Here's one improvement to the UI that I did not get to implement: All the components already get messages that tell them when calculations start and stop. While a calculation is running, most of the UI is useless: only the cancel button should be available. All components should enable/disable their buttons, etc. whenever calculations start and stop.
Whenever there is reason to believe that the space to display has changed, the right binding for the current name is found using "lookupChu". Whenever there is reason to believe that the set of names bound to values may have changed, then the new set of value names is found using "rvalueIdentifiers". The ChuSource learns about the end of a calculation (and the possible need to refresh "choice") by registering an Observer with the Calc object.
In this mode, the name of the current space is whatever the user types in the TextField "newVariableField". If the user hits return in this TextField, then the new name is bound to undef. If the user hits an operation button while the target is in newVariableMode, then the result ends up in a new variable with the name the user typed. In both cases, the new name has to be cleared using "newVariableNameOK" from Calc.java to make sure it does not conflict with an existing name of a variable or constant.

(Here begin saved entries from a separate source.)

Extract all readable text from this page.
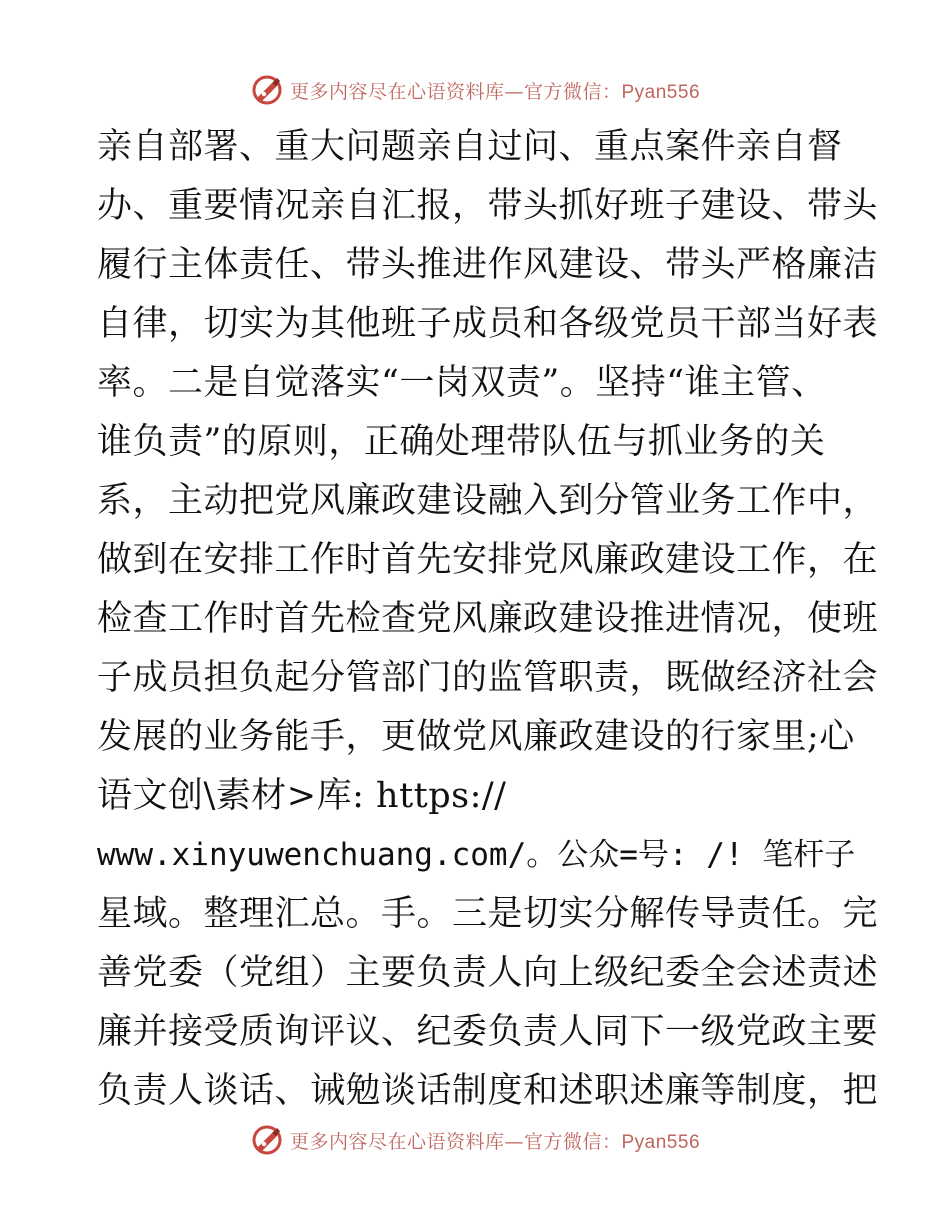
更多内容尽在心语资料库—官方微信：Pyan556
亲自部署、重大问题亲自过问、重点案件亲自督
办、重要情况亲自汇报，带头抓好班子建设、带头
履行主体责任、带头推进作风建设、带头严格廉洁
自律，切实为其他班子成员和各级党员干部当好表
率。二是自觉落实“一岗双责”。坚持“谁主管、
谁负责”的原则，正确处理带队伍与抓业务的关
系，主动把党风廉政建设融入到分管业务工作中，
做到在安排工作时首先安排党风廉政建设工作，在
检查工作时首先检查党风廉政建设推进情况，使班
子成员担负起分管部门的监管职责，既做经济社会
发展的业务能手，更做党风廉政建设的行家里;心
语文创\素材>库: https://
www.xinyuwenchuang.com/。公众=号: /! 笔杆子
星域。整理汇总。手。三是切实分解传导责任。完
善党委（党组）主要负责人向上级纪委全会述责述
廉并接受质询评议、纪委负责人同下一级党政主要
负责人谈话、诫勉谈话制度和述职述廉等制度，把
更多内容尽在心语资料库—官方微信：Pyan556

The user may take any existing value of a variable as a starting point for editing. A click on the parseButton or a return in any of the nrows, ncols, or K fields triggers an attempt to parse the contents of the left ChuView using the parse constructor in Chu.java. This constructor crops or pads the matrix to fit the given number of rows and columns, and throws an exception if the matrix conflicts with the given value of K. These behaviors are sometimes a useful feature, but it can be very annoying if it is not intended by the user. Therefore, by default spaces get displayed with the nrows, ncols, and K fields left blank: The user can fill them in if desired.
If the parse succeeds, then the resulting space is stored and displayed in the right ChuView. If the result is not what the user desired, no harm is done, because no bindings have yet changed. If the new space is correct, then it may be bound to any variable by using the storeButton.
The status panel has a TextField that reports the current state of the calculator, and a button for canceling a calculation in progress. The context panel displays the current standardization and K value, and allows the user to modify this data.
User clicks on the standardization checkbox cause a "Big" or "little" to be sent to the Calc objext and run. In general, user actions cause pieces of scripting language to be generated, sent to the Calc object, and run. After a calculation is finished, the context panel reloads the values of K and standardization from the Calc object. In general, all UI components resychronize themselves to the Calc object after a calculation finishes.
The most important panel in the UI is the main panel, which has two ChuSources and a ChuTarget, plus columns of buttons for unary and binary operations. Whenever one of these buttons is pressed, the names of the source(s), target, and operation are used to build an AssignStatement. This Statement is then sent to the Calc object, parsed and evaluated.
The bottom panel in the UI is the card panel. This panel is just a trick to save on-screen space. A ScriptPanel and a ChuEdit share the same region of the interface. The user can switch back and forth between them by hitting the associated CheckBoxes.